II. La locution a été repérée à l’écrit principalement chez des auteurs du Jura et de
la région lyonnaise (dep. 1947, v. ici ex. 8). C’est une métaphore, sans doute d’origine
ouvrière, mais sa présence chez les couteliers de Thiers (Télé 7 jours, 26 septembre 1981, d’après Doillon décembre 1981) n’est pas suffisamment étayée pour
que l’on puisse affirmer que la locution a pris naissance dans la cité thiernoise ;
elle est en tout cas une adaptation du plus ancien mouiller le/la + substantif, attesté dep. le 16e sièclea.

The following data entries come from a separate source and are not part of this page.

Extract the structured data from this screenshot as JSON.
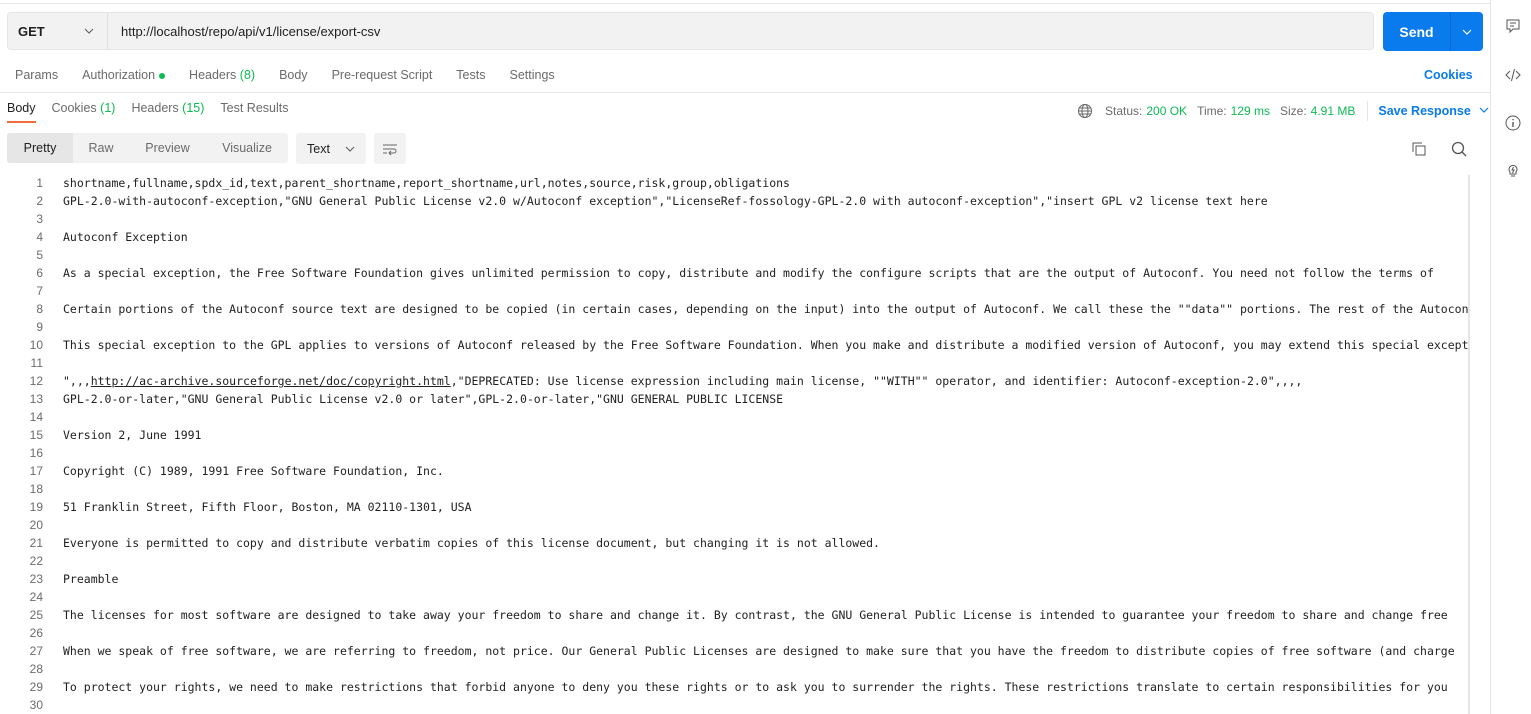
{
  "request": {
    "method": "GET",
    "url": "http://localhost/repo/api/v1/license/export-csv",
    "send_label": "Send"
  },
  "req_tabs": [
    {
      "label": "Params"
    },
    {
      "label": "Authorization",
      "dot": true
    },
    {
      "label": "Headers",
      "count": "(8)"
    },
    {
      "label": "Body"
    },
    {
      "label": "Pre-request Script"
    },
    {
      "label": "Tests"
    },
    {
      "label": "Settings"
    }
  ],
  "cookies_link": "Cookies",
  "res_tabs": [
    {
      "label": "Body",
      "active": true
    },
    {
      "label": "Cookies",
      "count": "(1)"
    },
    {
      "label": "Headers",
      "count": "(15)"
    },
    {
      "label": "Test Results"
    }
  ],
  "status": {
    "status_label": "Status:",
    "status_value": "200 OK",
    "time_label": "Time:",
    "time_value": "129 ms",
    "size_label": "Size:",
    "size_value": "4.91 MB",
    "save_label": "Save Response"
  },
  "view_modes": [
    "Pretty",
    "Raw",
    "Preview",
    "Visualize"
  ],
  "format": "Text",
  "colors": {
    "accent": "#097bed",
    "success": "#0cbb52",
    "active_tab": "#f26b3a"
  },
  "lines": [
    "shortname,fullname,spdx_id,text,parent_shortname,report_shortname,url,notes,source,risk,group,obligations",
    "GPL-2.0-with-autoconf-exception,\"GNU General Public License v2.0 w/Autoconf exception\",\"LicenseRef-fossology-GPL-2.0 with autoconf-exception\",\"insert GPL v2 license text here",
    "",
    "Autoconf Exception",
    "",
    "As a special exception, the Free Software Foundation gives unlimited permission to copy, distribute and modify the configure scripts that are the output of Autoconf. You need not follow the terms of",
    "",
    "Certain portions of the Autoconf source text are designed to be copied (in certain cases, depending on the input) into the output of Autoconf. We call these the \"\"data\"\" portions. The rest of the Autoconf",
    "",
    "This special exception to the GPL applies to versions of Autoconf released by the Free Software Foundation. When you make and distribute a modified version of Autoconf, you may extend this special exception",
    "",
    "\",,,http://ac-archive.sourceforge.net/doc/copyright.html,\"DEPRECATED: Use license expression including main license, \"\"WITH\"\" operator, and identifier: Autoconf-exception-2.0\",,,,",
    "GPL-2.0-or-later,\"GNU General Public License v2.0 or later\",GPL-2.0-or-later,\"GNU GENERAL PUBLIC LICENSE",
    "",
    "Version 2, June 1991",
    "",
    "Copyright (C) 1989, 1991 Free Software Foundation, Inc.",
    "",
    "51 Franklin Street, Fifth Floor, Boston, MA 02110-1301, USA",
    "",
    "Everyone is permitted to copy and distribute verbatim copies of this license document, but changing it is not allowed.",
    "",
    "Preamble",
    "",
    "The licenses for most software are designed to take away your freedom to share and change it. By contrast, the GNU General Public License is intended to guarantee your freedom to share and change free",
    "",
    "When we speak of free software, we are referring to freedom, not price. Our General Public Licenses are designed to make sure that you have the freedom to distribute copies of free software (and charge",
    "",
    "To protect your rights, we need to make restrictions that forbid anyone to deny you these rights or to ask you to surrender the rights. These restrictions translate to certain responsibilities for you",
    ""
  ],
  "link_in_line_12": "http://ac-archive.sourceforge.net/doc/copyright.html"
}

Inconnu de la lexicographie générale, mouiller la meule est peu pris en compte dans les recueils différentiels. Sa diffusion en fr. pop.,
dont témoignent quelques dictionnaires spécialisés, semble assurée mais relativement
restreinteb.
a « Les Alemans sont au contraire : Ilz sont folz par force de boire ; Mais qu’ilz ayent
bien mouillé la gorge Ilz sont vaillant comme sainct George » (Recueil de sermons joyeux, éd. Koopmans, av. 1522, 276) ; « thomas […] Allons, Fanchon, donne-nous de quoi mouiller la conversation. / fanchon. – Je sis t’à vous, mon père. / (Elle avance sur l’Avant-scène la table qui est sur le Théâtre, & elle y pose le broc
[…]) » (Guillemain, L’Enrôlement supposé, 1781 [éd. Cailleau, 1789, 14]) ; « Si tu t’es fait vaurien pour mouiller l’éponge, ça te regarde […] » (La Mère Fort en gueule et le recruteur des Jacobins, 1791, dans Dialogues révolutionnaires, éd. Malcolm Cook, University of Exeter, 1994, 22). Comm. de P. Enckell.
b V., par ex. : « – […] vu que la bouteille de Sancerre […] est entre mes mains, vous avez intérêt à
me parler avec un peu plus de respect si vous tenez à mouiller la meule » (A. Vers, C’était quand hier ?, 1990, 164).
◇◇ bibliographie. (II) CaradecArgot 1977-1998 "prendre la première consommation de la journée" ; GiraudBistrot 1989 (ex. de Vers, 1979) ; ColinArgot 1990 sans ex. ; FréchetMartAin
1998 ; aj. à FEW 6/3, 44a, *molliare.
△△ enquêtes. EnqDRF 1994-96. Taux de reconnaissance : (I) Charente, Charente-Maritime, Ille-et-Vilaine, Loire-Atlantique, Maine-et-Loire,
Sarthe, Deux-Sèvres, Vendée, Vienne, 100 %.